[0-1]-valued robustness index
Best unique choice problematics
The example concerns a triage machine selection problem for a postal parcels sorting center in Paris, thoroughly discussed in Roy and Bouyssou (1993).
A = {1,2,3,4,5,6,7,8,9}, L = [0,1] (rational 0-1 interval)
S | 1 | 2 | 3 | 4 | 5 | 6 | 7 | 8 | 9 |
---|---|---|---|---|---|---|---|---|---|
1 | - | 0.72 | 0.67 | 0.79 | 0.92 | 0.74 | 0.69 | 0.25 | 0.05 |
2 | 0.69 | - | 0.97 | 0.72 | 0.92 | 0.64 | 0.00 | 0.27 | 0.67 |
3 | 0.62 | 0.92 | - | 0.85 | 0.92 | 0.77 | 0.21 | 0.79 | 0.59 |
4 | 0.69 | 0.85 | 0.79 | - | 1.00 | 0.72 | 0.24 | 0.08 | 0.04 |
5 | 0.00 | 0.00 | 0.00 | 0.00 | - | 0.00 | 0.00 | 0.00 | 0.00 |
6 | 0.00 | 0.00 | 0.00 | 0.00 | 0.95 | - | 0.42 | 0.00 | 0.00 |
7 | 0.77 | 0.57 | 0.30 | 0.59 | 0.87 | 0.92 | - | 0.79 | 0.09 |
8 | 0.45 | 0.21 | 0.16 | 0.21 | 0.67 | 0.27 | 0.27 | - | 0.64 |
9 | 0.12 | 0.18 | 0.06 | 0.17 | 0.74 | 0.00 | 0.00 | 0.48 | - |
The valued outranking graph admits two dominant kernels: {3, 7} and {1, 8} and one absorbent kernel: {5}.
Both dominant kernels are super strict and we may have a look at their L-qualifications in order to select one of them.

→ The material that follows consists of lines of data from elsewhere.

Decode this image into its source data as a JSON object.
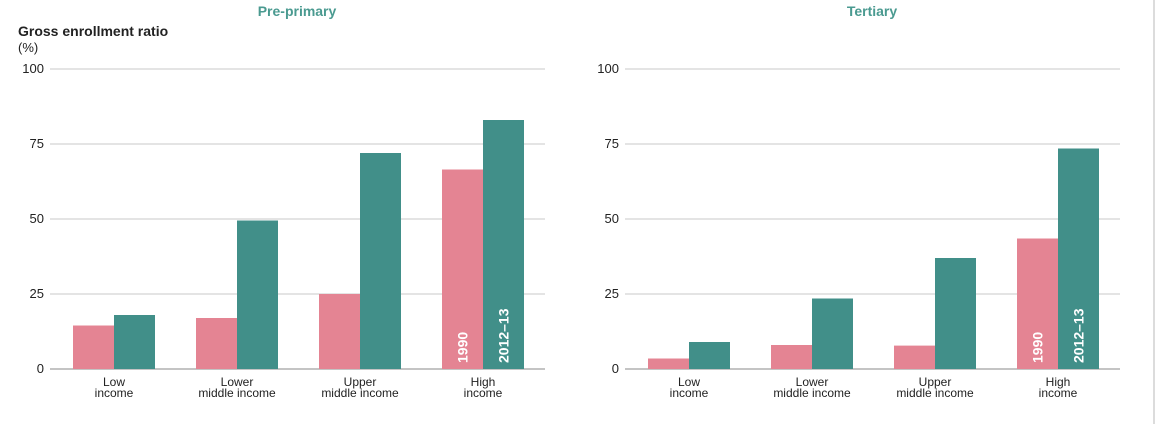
{
  "chart_data": [
    {
      "type": "bar",
      "title": "Pre-primary",
      "ylabel": "Gross enrollment ratio",
      "ylabel_unit": "(%)",
      "ylim": [
        0,
        100
      ],
      "yticks": [
        "0",
        "25",
        "50",
        "75",
        "100"
      ],
      "grid": true,
      "categories": [
        [
          "Low",
          "income"
        ],
        [
          "Lower",
          "middle income"
        ],
        [
          "Upper",
          "middle income"
        ],
        [
          "High",
          "income"
        ]
      ],
      "series": [
        {
          "name": "1990",
          "color": "#e48493",
          "values": [
            14.5,
            17,
            25,
            66.5
          ]
        },
        {
          "name": "2012–13",
          "color": "#418f89",
          "values": [
            18,
            49.5,
            72,
            83
          ]
        }
      ]
    },
    {
      "type": "bar",
      "title": "Tertiary",
      "ylim": [
        0,
        100
      ],
      "yticks": [
        "0",
        "25",
        "50",
        "75",
        "100"
      ],
      "grid": true,
      "categories": [
        [
          "Low",
          "income"
        ],
        [
          "Lower",
          "middle income"
        ],
        [
          "Upper",
          "middle income"
        ],
        [
          "High",
          "income"
        ]
      ],
      "series": [
        {
          "name": "1990",
          "color": "#e48493",
          "values": [
            3.5,
            8,
            7.8,
            43.5
          ]
        },
        {
          "name": "2012–13",
          "color": "#418f89",
          "values": [
            9,
            23.5,
            37,
            73.5
          ]
        }
      ]
    }
  ],
  "colors": {
    "title": "#4a9a90",
    "grid": "#c8c8c8",
    "axis": "#888888",
    "text": "#222222"
  }
}
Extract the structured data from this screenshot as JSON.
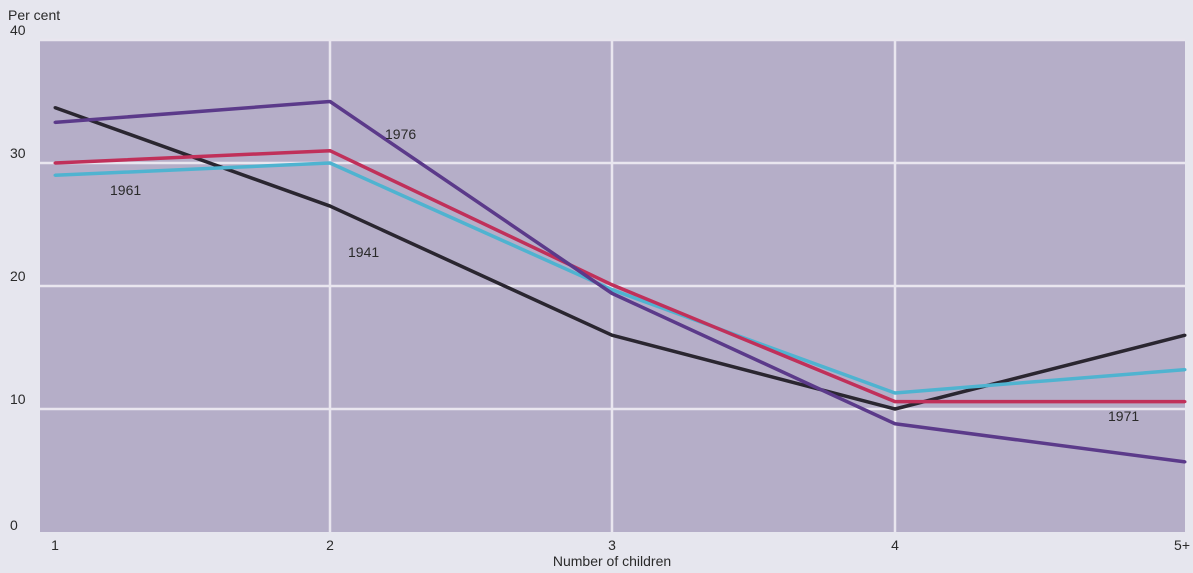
{
  "chart_data": {
    "type": "line",
    "ylabel": "Per cent",
    "xlabel": "Number of children",
    "categories": [
      "1",
      "2",
      "3",
      "4",
      "5+"
    ],
    "ylim": [
      0,
      40
    ],
    "yticks": [
      "0",
      "10",
      "20",
      "30",
      "40"
    ],
    "grid": true,
    "legend": "none",
    "series": [
      {
        "name": "1941",
        "color": "#2a2630",
        "values": [
          34.5,
          26.5,
          16.0,
          10.0,
          16.0
        ]
      },
      {
        "name": "1961",
        "color": "#4fb3d0",
        "values": [
          29.0,
          30.0,
          19.7,
          11.3,
          13.2
        ]
      },
      {
        "name": "1971",
        "color": "#c0305a",
        "values": [
          30.0,
          31.0,
          20.1,
          10.6,
          10.6
        ]
      },
      {
        "name": "1976",
        "color": "#5b3a8a",
        "values": [
          33.3,
          35.0,
          19.4,
          8.8,
          5.7
        ]
      }
    ]
  },
  "colors": {
    "plot_background": "#b5aec8",
    "gridline": "#e9e6ef"
  }
}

Choice | 1 | 2 | 3 | 4 | 5 | 6 | 7 | 8 | 9 | Irred. | Ind. | Dom. | Abs. |
---|---|---|---|---|---|---|---|---|---|---|---|---|---|
{3, 7} | 0.24 | 0.30 | 0.70 | 0.30 | 0.24 | 0.24 | 0.76 | 0.24 | 0.41 | 0.70 | 0.70 | 0.59 | 0.00 |
{1, 8} | 0.55 | 0.45 | 0.45 | 0.45 | 0.45 | 0.45 | 0.45 | 0.55 | 0.45 | 0.75 | 0.55 | 0.64 | 0.00 |
{5} | 0.08 | 0.08 | 0.08 | 0.00 | 1.00 | 0.05 | 0.13 | 0.33 | 0.26 | 1.00 | 1.00 | 0.00 | 0.67 |
When compard with {1,8}, the first choice {3, 7} easily appears as unique most credible best choice recommendation. Whereas {5} definitely appears to be a credible worst choice.